3. Language is no barrier.
Even though the questions were in English and the manuals were in French or German, the Hybrid RAG system worked brilliantly. The "Librarian" understood the meaning of the question and found the right French or German pages, then the AI translated the answer back to English.

The "Hallucination" Trap

One of the most important findings was about lying.

  • When the AI had to read the whole book (Long-Context), it often tried to guess the answer to the "Unanswerable" questions, leading to hallucinations (confidently wrong answers).
  • When the AI used the Librarian (RAG), it was much more honest.
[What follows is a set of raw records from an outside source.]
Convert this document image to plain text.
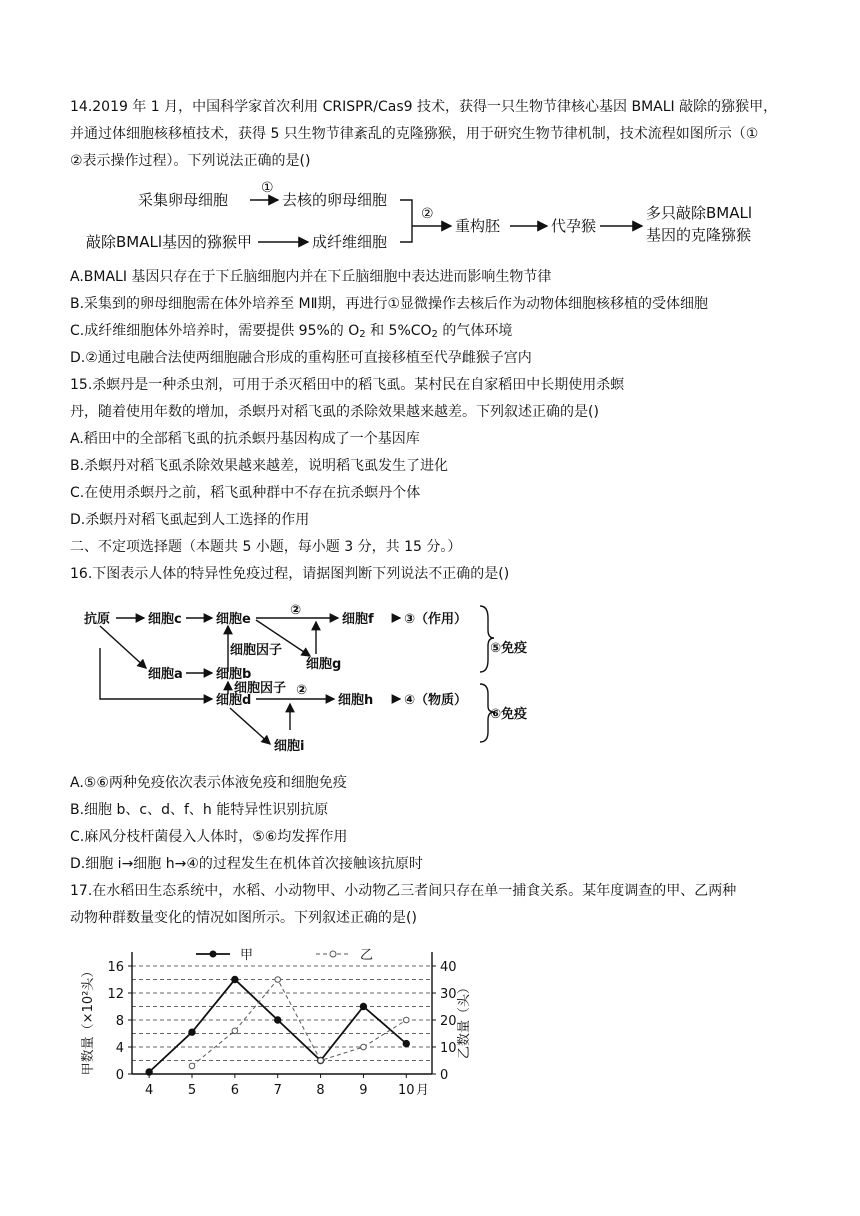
14.2019 年 1 月，中国科学家首次利用 CRISPR/Cas9 技术，获得一只生物节律核心基因 BMALI 敲除的猕猴甲，
并通过体细胞核移植技术，获得 5 只生物节律紊乱的克隆猕猴，用于研究生物节律机制，技术流程如图所示（①
②表示操作过程）。下列说法正确的是()
采集卵母细胞
①
去核的卵母细胞
敲除BMALl基因的猕猴甲	成纤维细胞
②
重构胚	代孕猴
多只敲除BMALl
基因的克隆猕猴
A.BMALI 基因只存在于下丘脑细胞内并在下丘脑细胞中表达进而影响生物节律
B.采集到的卵母细胞需在体外培养至 MⅡ期，再进行①显微操作去核后作为动物体细胞核移植的受体细胞
C.成纤维细胞体外培养时，需要提供 95%的 $O_2$ 和 $5\%CO_2$ 的气体环境
D.②通过电融合法使两细胞融合形成的重构胚可直接移植至代孕雌猴子宫内
15.杀螟丹是一种杀虫剂，可用于杀灭稻田中的稻飞虱。某村民在自家稻田中长期使用杀螟
丹，随着使用年数的增加，杀螟丹对稻飞虱的杀除效果越来越差。下列叙述正确的是()
A.稻田中的全部稻飞虱的抗杀螟丹基因构成了一个基因库
B.杀螟丹对稻飞虱杀除效果越来越差，说明稻飞虱发生了进化
C.在使用杀螟丹之前，稻飞虱种群中不存在抗杀螟丹个体
D.杀螟丹对稻飞虱起到人工选择的作用
二、不定项选择题（本题共 5 小题，每小题 3 分，共 15 分。）
16.下图表示人体的特异性免疫过程，请据图判断下列说法不正确的是()
抗原	细胞c	细胞e
②
细胞f ③（作用）
细胞因子
细胞g
细胞a	细胞b
细胞因子 ②
细胞d	细胞h ④（物质）
细胞i
⑤免疫
⑥免疫
A.⑤⑥两种免疫依次表示体液免疫和细胞免疫
B.细胞 b、c、d、f、h 能特异性识别抗原
C.麻风分枝杆菌侵入人体时，⑤⑥均发挥作用
D.细胞 i→细胞 h→④的过程发生在机体首次接触该抗原时
17.在水稻田生态系统中，水稻、小动物甲、小动物乙三者间只存在单一捕食关系。某年度调查的甲、乙两种
动物种群数量变化的情况如图所示。下列叙述正确的是()
0
4
8
12
16
0
10
20
30
40
4	5	6	7	8	9 10
甲	乙
甲数量（×10²头）	乙数量（头）
月
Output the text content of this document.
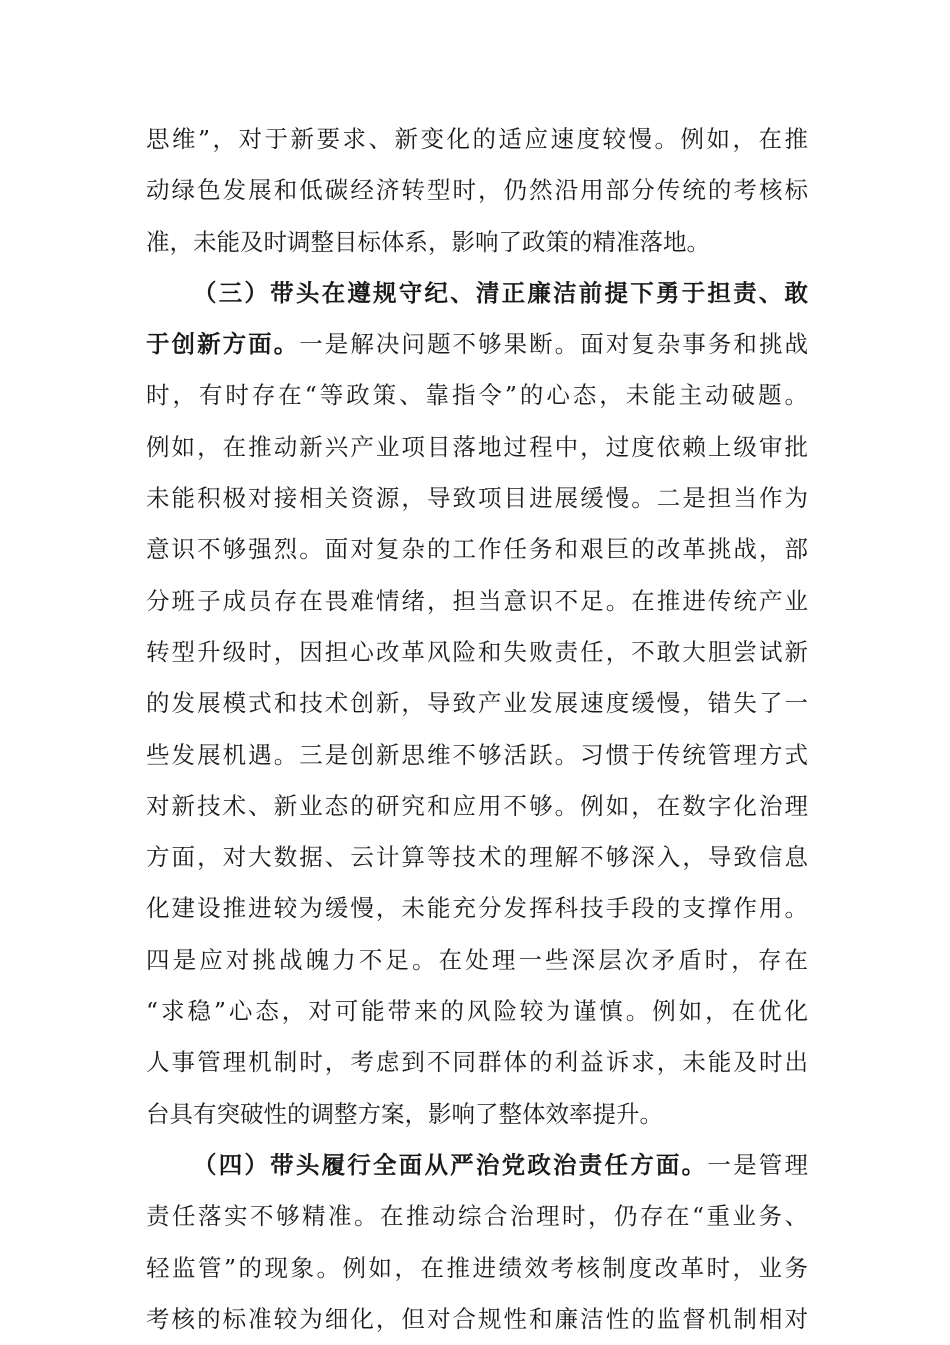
思维”，对于新要求、新变化的适应速度较慢。例如，在推
动绿色发展和低碳经济转型时，仍然沿用部分传统的考核标
准，未能及时调整目标体系，影响了政策的精准落地。
（三）带头在遵规守纪、清正廉洁前提下勇于担责、敢
于创新方面。一是解决问题不够果断。面对复杂事务和挑战
时，有时存在“等政策、靠指令”的心态，未能主动破题。
例如，在推动新兴产业项目落地过程中，过度依赖上级审批
未能积极对接相关资源，导致项目进展缓慢。二是担当作为
意识不够强烈。面对复杂的工作任务和艰巨的改革挑战，部
分班子成员存在畏难情绪，担当意识不足。在推进传统产业
转型升级时，因担心改革风险和失败责任，不敢大胆尝试新
的发展模式和技术创新，导致产业发展速度缓慢，错失了一
些发展机遇。三是创新思维不够活跃。习惯于传统管理方式
对新技术、新业态的研究和应用不够。例如，在数字化治理
方面，对大数据、云计算等技术的理解不够深入，导致信息
化建设推进较为缓慢，未能充分发挥科技手段的支撑作用。
四是应对挑战魄力不足。在处理一些深层次矛盾时，存在
“求稳”心态，对可能带来的风险较为谨慎。例如，在优化
人事管理机制时，考虑到不同群体的利益诉求，未能及时出
台具有突破性的调整方案，影响了整体效率提升。
（四）带头履行全面从严治党政治责任方面。一是管理
责任落实不够精准。在推动综合治理时，仍存在“重业务、
轻监管”的现象。例如，在推进绩效考核制度改革时，业务
考核的标准较为细化，但对合规性和廉洁性的监督机制相对
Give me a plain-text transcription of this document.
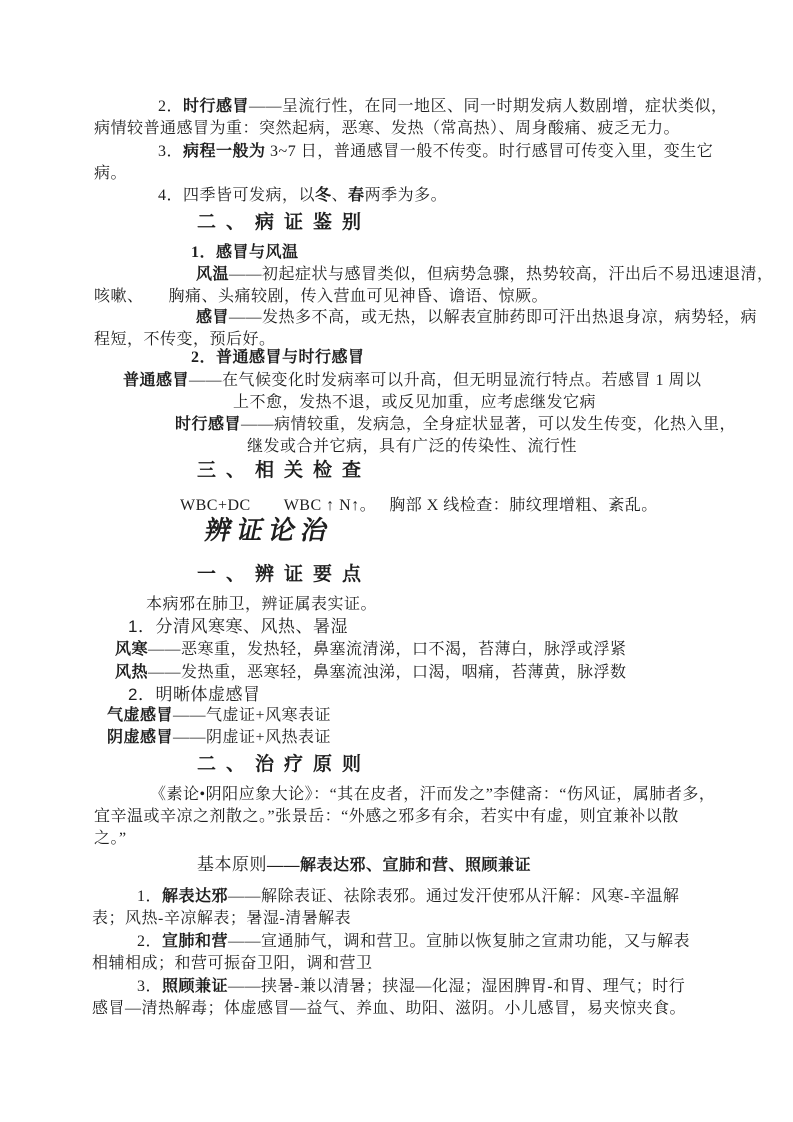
2．时行感冒——呈流行性，在同一地区、同一时期发病人数剧增，症状类似，
病情较普通感冒为重：突然起病，恶寒、发热（常高热）、周身酸痛、疲乏无力。
3．病程一般为 3~7 日，普通感冒一般不传变。时行感冒可传变入里，变生它
病。
4．四季皆可发病，以冬、春两季为多。
二、病证鉴别
1．感冒与风温
风温——初起症状与感冒类似，但病势急骤，热势较高，汗出后不易迅速退清，
咳嗽、　　胸痛、头痛较剧，传入营血可见神昏、谵语、惊厥。
感冒——发热多不高，或无热，以解表宣肺药即可汗出热退身凉，病势轻，病
程短，不传变，预后好。
2．普通感冒与时行感冒
普通感冒——在气候变化时发病率可以升高，但无明显流行特点。若感冒 1 周以
上不愈，发热不退，或反见加重，应考虑继发它病
时行感冒——病情较重，发病急，全身症状显著，可以发生传变，化热入里，
继发或合并它病，具有广泛的传染性、流行性
三、相关检查
WBC+DC　　WBC ↑ N↑。　 胸部 X 线检查：肺纹理增粗、紊乱。
辨证论治
一、辨证要点
本病邪在肺卫，辨证属表实证。
1．分清风寒寒、风热、暑湿
风寒——恶寒重，发热轻，鼻塞流清涕，口不渴，苔薄白，脉浮或浮紧
风热——发热重，恶寒轻，鼻塞流浊涕，口渴，咽痛，苔薄黄，脉浮数
2．明晰体虚感冒
气虚感冒——气虚证+风寒表证
阴虚感冒——阴虚证+风热表证
二、治疗原则
《素论•阴阳应象大论》：“其在皮者，汗而发之”李健斋：“伤风证，属肺者多，
宜辛温或辛凉之剂散之。”张景岳：“外感之邪多有余，若实中有虚，则宜兼补以散
之。”
基本原则——解表达邪、宣肺和营、照顾兼证
1．解表达邪——解除表证、祛除表邪。通过发汗使邪从汗解：风寒-辛温解
表；风热-辛凉解表；暑湿-清暑解表
2．宣肺和营——宣通肺气，调和营卫。宣肺以恢复肺之宣肃功能，又与解表
相辅相成；和营可振奋卫阳，调和营卫
3．照顾兼证——挟暑-兼以清暑；挟湿—化湿；湿困脾胃-和胃、理气；时行
感冒—清热解毒；体虚感冒—益气、养血、助阳、滋阴。小儿感冒，易夹惊夹食。
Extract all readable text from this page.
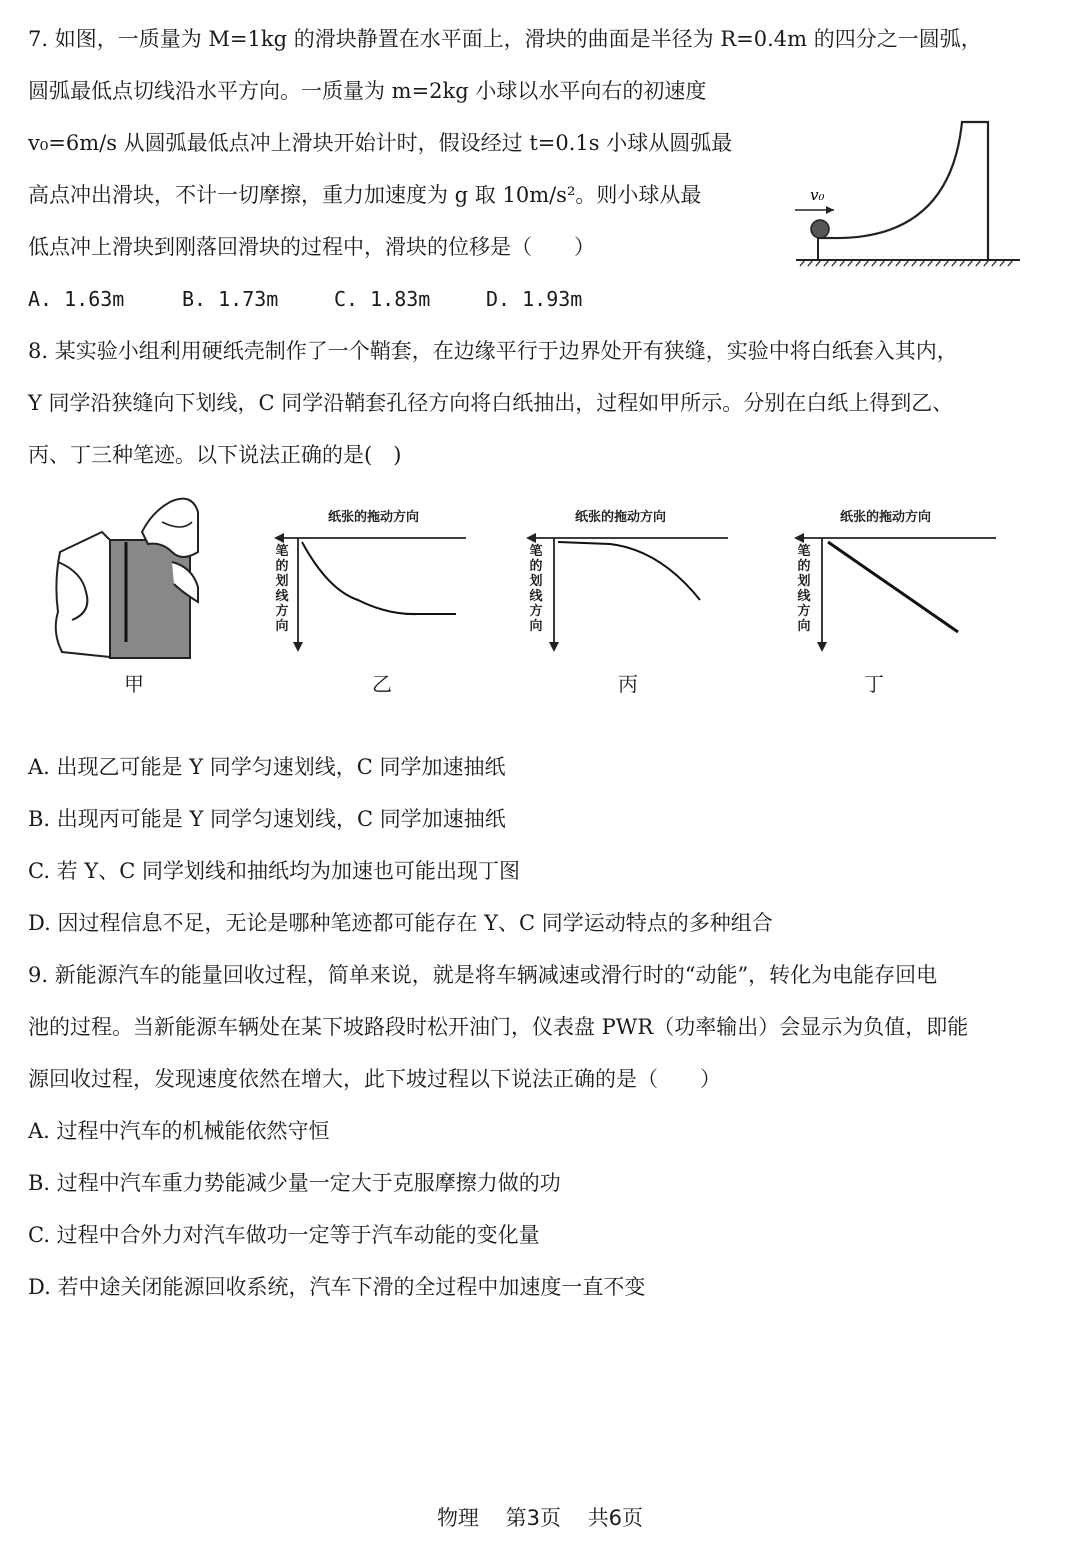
7. 如图，一质量为 M=1kg 的滑块静置在水平面上，滑块的曲面是半径为 R=0.4m 的四分之一圆弧，
圆弧最低点切线沿水平方向。一质量为 m=2kg 小球以水平向右的初速度
v₀=6m/s 从圆弧最低点冲上滑块开始计时，假设经过 t=0.1s 小球从圆弧最
高点冲出滑块，不计一切摩擦，重力加速度为 g 取 10m/s²。则小球从最
低点冲上滑块到刚落回滑块的过程中，滑块的位移是（　　）
v₀
A. 1.63m	B. 1.73m	C. 1.83m	D. 1.93m
8. 某实验小组利用硬纸壳制作了一个鞘套，在边缘平行于边界处开有狭缝，实验中将白纸套入其内，
Y 同学沿狭缝向下划线，C 同学沿鞘套孔径方向将白纸抽出，过程如甲所示。分别在白纸上得到乙、
丙、丁三种笔迹。以下说法正确的是(　)
纸张的拖动方向
笔的划线方向
纸张的拖动方向
笔的划线方向
纸张的拖动方向
笔的划线方向
甲	乙	丙	丁
A. 出现乙可能是 Y 同学匀速划线，C 同学加速抽纸
B. 出现丙可能是 Y 同学匀速划线，C 同学加速抽纸
C. 若 Y、C 同学划线和抽纸均为加速也可能出现丁图
D. 因过程信息不足，无论是哪种笔迹都可能存在 Y、C 同学运动特点的多种组合
9. 新能源汽车的能量回收过程，简单来说，就是将车辆减速或滑行时的“动能”，转化为电能存回电
池的过程。当新能源车辆处在某下坡路段时松开油门，仪表盘 PWR（功率输出）会显示为负值，即能
源回收过程，发现速度依然在增大，此下坡过程以下说法正确的是（　　）
A. 过程中汽车的机械能依然守恒
B. 过程中汽车重力势能减少量一定大于克服摩擦力做的功
C. 过程中合外力对汽车做功一定等于汽车动能的变化量
D. 若中途关闭能源回收系统，汽车下滑的全过程中加速度一直不变
物理 第3页 共6页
If the Librarian couldn't find the page, the AI was more likely to say, "Not found," rather than inventing a story.

The Bottom Line

If you are building an AI system to help people read technical manuals (like for farming, medicine, or engineering):

  • Don't just dump the whole book into the AI. It gets confused and loses focus.
  • Use a "Search First" strategy (RAG). Find the relevant pages, then ask the AI to read them.
  • Mix your search methods. Combining keyword search with "meaning" search gives the best results.
  • You don't need the biggest AI. A smaller, cheaper AI works great if it has a good search tool helping it.

In short: Don't ask the AI to memorize the library; ask it to use the card catalog.